Thermal cracking of free fatty acids in inert and light hydrocarbon gas atmospheres

The aim of this work was to study the pyrolytic conversion of free fatty acids to renewable hydrocarbons in the presence of short-chain alkane and alkene hydrocarbon gases. Oleic acid (cis-9-octadecanoic acid) was used as model for fatty acids produced from hydrolysis of lipids from animal and plant feedstock. Batch pyrolysis reactions were conducted at 410 °C for 2 h at an initial pressure between 130 psi (896.3 kPa) and 500 psi (3447.4 kPa) under constant agitation. Identification and quantification of the pyrolysates in the gas and liquid phase were carried out using gas chromatography and mass spectrometry. Under inert N2 atmosphere liquid product yields were between 74 and 81 wt% of feed with lower pressure giving the highest product yields. Liquid product was composed mainly of alkanes and alkenes ranging in carbon number from 6 to 19 and fatty acids from carbon numbers 4 to 18. Pyrolysis reactions conducted in the presence of short-chain alkane gases did not appreciably influence the liquid product yield and the composition compared to the inert atmosphere.
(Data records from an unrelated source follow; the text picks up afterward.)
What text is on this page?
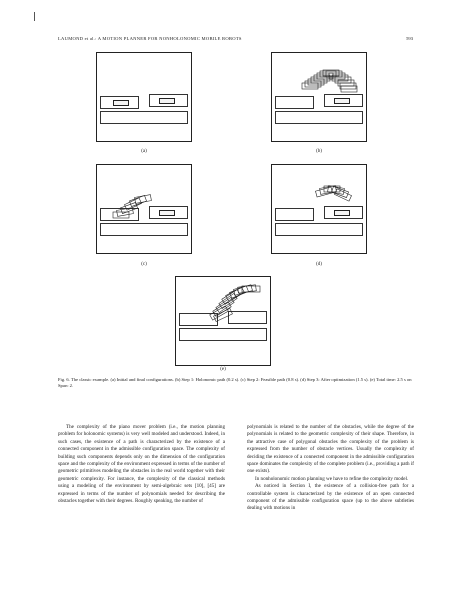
LAUMOND et al.: A MOTION PLANNER FOR NONHOLONOMIC MOBILE ROBOTS	593
(a)	(b)
(c)	(d)
(e)
Fig. 6. The classic example. (a) Initial and final configurations. (b) Step 1: Holonomic path (0.2 s). (c) Step 2: Feasible path (0.8 s). (d) Step 3: After optimization (1.5 s). (e) Total time: 2.5 s on Sparc 2.

The complexity of the piano mover problem (i.e., the motion planning problem for holonomic systems) is very well modeled and understood. Indeed, in such cases, the existence of a path is characterized by the existence of a connected component in the admissible configuration space. The complexity of building such components depends only on the dimension of the configuration space and the complexity of the environment expressed in terms of the number of geometric primitives modeling the obstacles in the real world together with their geometric complexity. For instance, the complexity of the classical methods using a modeling of the environment by semi-algebraic sets [10], [45] are expressed in terms of the number of polynomials needed for describing the obstacles together with their degrees. Roughly speaking, the number of

polynomials is related to the number of the obstacles, while the degree of the polynomials is related to the geometric complexity of their shape. Therefore, in the attractive case of polygonal obstacles the complexity of the problem is expressed from the number of obstacle vertices. Usually the complexity of deciding the existence of a connected component in the admissible configuration space dominates the complexity of the complete problem (i.e., providing a path if one exists).

In nonholonomic motion planning we have to refine the complexity model.

As noticed in Section I, the existence of a collision-free path for a controllable system is characterized by the existence of an open connected component of the admissible configuration space (up to the above subtleties dealing with motions in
On the other hand, pyrolysis reaction in presence of short-chain alkene gases resulted in a marked increase in the liquid product yield, the production of branched alkanes and alkenes and increased fatty acid decarboxylation. This work demonstrates a novel approach to concurrently increase the liquid product yield in pyrolysis of free fatty acids and produce highly valuable branched hydrocarbons for fuel and solvent applications.